Non dovuto se non quantifica i redditi da lavoro saltuario e/o a nero

(Cassazione, I civ., ordinanza n. 5603/2020 - dep.28.2.2020)

La mancanza di prove sull’effettivo guadagno della ex-moglie, in possesso di capacità per produrre reddito e in presenza del suo mancato contributo alla formazione del patrimonio familiare, fa venir meno il suo diritto all’assegno divorzile, il quale ha una “natura perequativa, compensativa, che discende direttamente dalla declinazione del principio costituzionale di  solidarietà, conduce, quindi, al riconoscimento di un contributo volto a consentire al coniuge richiedente, non il conseguimento dell'autosufficienza economica sulla base di un parametro astratto, bensì il raggiungimento in concreto di un livello reddituale adeguato al contributo fornito nella realizzazione della vita familiare”.

Ricorda la Cassazione che per determinare sia il diritto all’assegno divorzile e, per analogia, si potrebbe supporre anche per l’assegno alla moglie nella separazione nonché, se spettante, la sua entità, il quantum, non ci si può basare solo sulla dichiarazione dei redditi dell’ultimo triennio della richiedente (non viene quasi mai concesso all’ex marito) ma si deve predisporre la comparazione dei redditi dei coniugi, il contributo dato dal coniuge più debole alla realizzazione del patrimonio familiare, la durata del matrimonio, l’idoneità al lavoro, l’età anagrafica del coniuge (Cass.
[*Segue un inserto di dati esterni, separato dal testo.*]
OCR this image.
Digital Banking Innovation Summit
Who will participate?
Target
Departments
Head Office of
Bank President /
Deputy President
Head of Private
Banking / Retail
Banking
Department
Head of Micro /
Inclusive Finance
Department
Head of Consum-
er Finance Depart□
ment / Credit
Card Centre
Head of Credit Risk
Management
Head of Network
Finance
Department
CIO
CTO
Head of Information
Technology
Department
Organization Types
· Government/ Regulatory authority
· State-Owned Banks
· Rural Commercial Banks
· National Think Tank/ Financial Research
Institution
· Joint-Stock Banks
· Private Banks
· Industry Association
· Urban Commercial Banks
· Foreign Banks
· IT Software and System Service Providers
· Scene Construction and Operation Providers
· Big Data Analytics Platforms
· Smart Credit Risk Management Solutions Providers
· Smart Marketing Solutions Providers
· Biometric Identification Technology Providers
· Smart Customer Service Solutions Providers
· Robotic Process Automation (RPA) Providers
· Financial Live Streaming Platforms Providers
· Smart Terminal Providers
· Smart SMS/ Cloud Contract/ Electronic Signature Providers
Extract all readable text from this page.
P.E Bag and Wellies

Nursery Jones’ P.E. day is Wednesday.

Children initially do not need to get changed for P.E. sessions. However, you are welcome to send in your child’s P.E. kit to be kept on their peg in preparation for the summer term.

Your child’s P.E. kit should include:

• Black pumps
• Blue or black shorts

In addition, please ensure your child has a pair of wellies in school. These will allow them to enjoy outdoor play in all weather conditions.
Sez. U., 11/07/2018, n. 18287; Cass., 23/01/19; n. 1882) ed avere la prova certa dell’effettivo reddito derivante da attività saltuarie, momentanee, irregolari e/o in nero “con l'attività svolta, che comunque - in quanto in concreto accertata — evidenzia una capacità lavorativa e reddituale” della richiedente.

(da altalex.com)L’assegno divorzile, secondo la Cassazione, viene meno se manca il preventivo ed obbligatorio accertamento dell’inadeguatezza dei mezzi del coniuge richiedente e se non si accerta l’impossibilità di procurarseli per motivi oggettivi. Chiarezza, dunque, su questa delicata e controversa maniera troppo spesso trattata, sull’onda emozionale di genere, in modo sbrigativo, alimentando nella maggior parte dei casi una forte conflittualità per l’ingiustizia subita dall’obbligato, le cui asserzioni sul lavoro a nero dell’ex moglie non vengono sistematicamente prese in considerazione sia dal giudice che dalla GdF e dalla Corte dei Conti - usufruendo la ex quasi sempre anche del patrocinio a spese dello Stato - che dovrebbero accertare anche se siamo in  presenza di danno erariale ed evasione fiscale.